The United States passed the Cardin-Lugar Amendment in 2010, which threatens to de-list from the New York Stock Exchange any company that does not publish their payment records. The European Union just passed a set of similar transparency laws, and Australia is dipping a toe in the water with a pilot project on the initiative.

Meanwhile, 21 countries have signed onto the World Bank-run Extractive Industries Transparency Initiative (EITI), a program that seeks to create an international registry of payments – including royalties and bonuses -- that lets the public hold businesses and governments to account.

Canada has officially lent its support to EITI. It's announced more than $12 million in ongoing funding for the project. It sits on the initiative’s management board. It won't, however, implement mandatory reporting in Canada.

A spokesperson for Minister of International Trade Ed Fast said that the government strongly supports Cameron's initiatives, including EITI, but notes that it is aimed more at developing countries, and that Canadian companies already adhere to a high level of reporting.

John McKay is trying to change the government's mind. The Liberal MP for Scarborough --- Guildwood, former lawyer and longtime advocate for regulations on the extractive sector, is trying to get Canada in line by introducing bill C-474. The bill would bring Canada into the EITI fold by requiring Canadian resource companies to submit annual transparency reports disclosing payments made by the company to foreign governments to the Minister of Natural Resources.

The logic, McKay says, goes that if the U.S., Europe, the U.K. and Australia get onboard, then there's no competitive disadvantage for publishing corporate financial reports. From there, Russia, China and the rest of the developing world would be smart to join. After all, kickbacks and bribes -- and the bad press that comes along with them -- isn't good for business.

But that chain breaks down at Canada.

Going into the G7 and being obstructionist has a clear outcome, says McKay. "We will become the home of choice for companies that don't want to be accountable or transparent."

But McKay's conversations with the government have not left him optimistic. "They're ideologically predisposed to let market forces prevail in all markets," McKay told National.

Conventional wisdom goes that industry should be against more transparency and accountability. But in this case, it's industry that's lobbying government. Ben Chalmers, vice-president of sustainability for the Mining Association of Canada, says that the extractive industry is enthusiastic in its support for a "level playing field."

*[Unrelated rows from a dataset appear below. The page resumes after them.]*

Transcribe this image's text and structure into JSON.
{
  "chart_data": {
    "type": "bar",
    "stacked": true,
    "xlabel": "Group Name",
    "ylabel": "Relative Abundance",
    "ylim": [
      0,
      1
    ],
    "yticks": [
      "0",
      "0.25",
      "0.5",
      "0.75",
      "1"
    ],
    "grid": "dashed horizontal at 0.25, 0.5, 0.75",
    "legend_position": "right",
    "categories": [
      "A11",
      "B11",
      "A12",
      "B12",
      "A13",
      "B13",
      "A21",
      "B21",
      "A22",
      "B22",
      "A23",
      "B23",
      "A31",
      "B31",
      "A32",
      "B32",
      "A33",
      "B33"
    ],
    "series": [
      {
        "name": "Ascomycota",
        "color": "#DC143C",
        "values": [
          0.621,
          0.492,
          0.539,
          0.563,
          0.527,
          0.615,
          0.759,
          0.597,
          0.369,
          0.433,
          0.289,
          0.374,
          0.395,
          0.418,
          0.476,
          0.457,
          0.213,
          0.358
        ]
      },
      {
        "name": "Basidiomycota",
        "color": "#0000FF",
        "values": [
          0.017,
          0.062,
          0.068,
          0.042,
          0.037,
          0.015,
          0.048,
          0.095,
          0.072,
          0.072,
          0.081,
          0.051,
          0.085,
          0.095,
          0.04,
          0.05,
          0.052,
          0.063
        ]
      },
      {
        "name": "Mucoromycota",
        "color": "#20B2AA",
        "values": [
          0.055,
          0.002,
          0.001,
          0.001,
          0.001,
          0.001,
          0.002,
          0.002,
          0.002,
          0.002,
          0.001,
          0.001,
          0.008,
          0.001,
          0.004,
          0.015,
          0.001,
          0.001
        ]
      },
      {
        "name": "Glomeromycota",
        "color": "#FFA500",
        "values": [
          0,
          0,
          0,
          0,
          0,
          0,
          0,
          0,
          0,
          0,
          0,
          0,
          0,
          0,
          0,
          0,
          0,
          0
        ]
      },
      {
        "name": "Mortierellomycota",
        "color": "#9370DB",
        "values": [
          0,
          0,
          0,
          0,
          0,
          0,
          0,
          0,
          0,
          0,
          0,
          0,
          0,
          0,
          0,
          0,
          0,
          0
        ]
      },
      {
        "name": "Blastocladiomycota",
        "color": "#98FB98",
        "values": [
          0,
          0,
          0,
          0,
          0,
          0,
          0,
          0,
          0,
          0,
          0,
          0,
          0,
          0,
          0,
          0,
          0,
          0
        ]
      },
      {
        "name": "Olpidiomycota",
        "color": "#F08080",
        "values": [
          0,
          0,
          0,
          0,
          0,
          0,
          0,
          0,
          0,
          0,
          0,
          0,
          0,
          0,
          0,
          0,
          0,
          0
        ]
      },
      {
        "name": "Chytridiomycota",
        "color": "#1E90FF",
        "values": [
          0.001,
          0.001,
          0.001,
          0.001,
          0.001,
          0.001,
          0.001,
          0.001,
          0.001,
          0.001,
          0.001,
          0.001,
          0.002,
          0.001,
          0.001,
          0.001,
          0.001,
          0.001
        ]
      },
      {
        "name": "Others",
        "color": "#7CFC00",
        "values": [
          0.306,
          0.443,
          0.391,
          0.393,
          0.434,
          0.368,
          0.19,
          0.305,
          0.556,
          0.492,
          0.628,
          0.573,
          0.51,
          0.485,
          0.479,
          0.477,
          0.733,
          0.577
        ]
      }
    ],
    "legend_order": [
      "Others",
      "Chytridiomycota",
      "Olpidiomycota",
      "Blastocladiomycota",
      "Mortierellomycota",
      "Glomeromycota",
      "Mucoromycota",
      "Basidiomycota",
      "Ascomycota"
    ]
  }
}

The association, in 2012, teamed up with its sister group, the Prospectors and Developers Association of Canada, and NGOs Publish What You Pay and Transparency International to form a working group on pushing mandatory financial reporting for the extractive sector. They've met with Natural Resources Minister Joe Oliver and have been lauded by the government.

"We've seen a great deal of interest in the work that we're doing from the government in the past year," says Chalmers. "I think that they're maturing."

Kady Séguin, interim director of Publish What You Pay Canada, says that while the U.S. has had its silver bullet solution through their mandatory reporting overseer, the National Securities and Exchange Commission, the path forward for mandatory reporting is "a little bit trickier here in Canada," she says.

If Ottawa had won its battle to establish a unified securities regulator, there wouldn't be a problem. But the Supreme Court of Canada stuck down the government's plan, ruling that it was an unconstitutional overstep onto the province's authority.

So now, if Ottawa is interested in moving forward in any legitimate way, it must corral provincial governments to join the effort. Séguin says that the government can use its authority and "play a proactive role" in bringing the provinces together.

McKay, for his part, is all for empowering the provinces, but he notes that there has been no sign if or when that will happen. In the meantime, he says, C-474 would fill that gap.

While Ottawa might not be onside with mandatory reporting yet, Harper will be facing pressure from Obama and Cameron when the G8 conference starts on June 17.

Justin Ling is a journalist based in Montreal.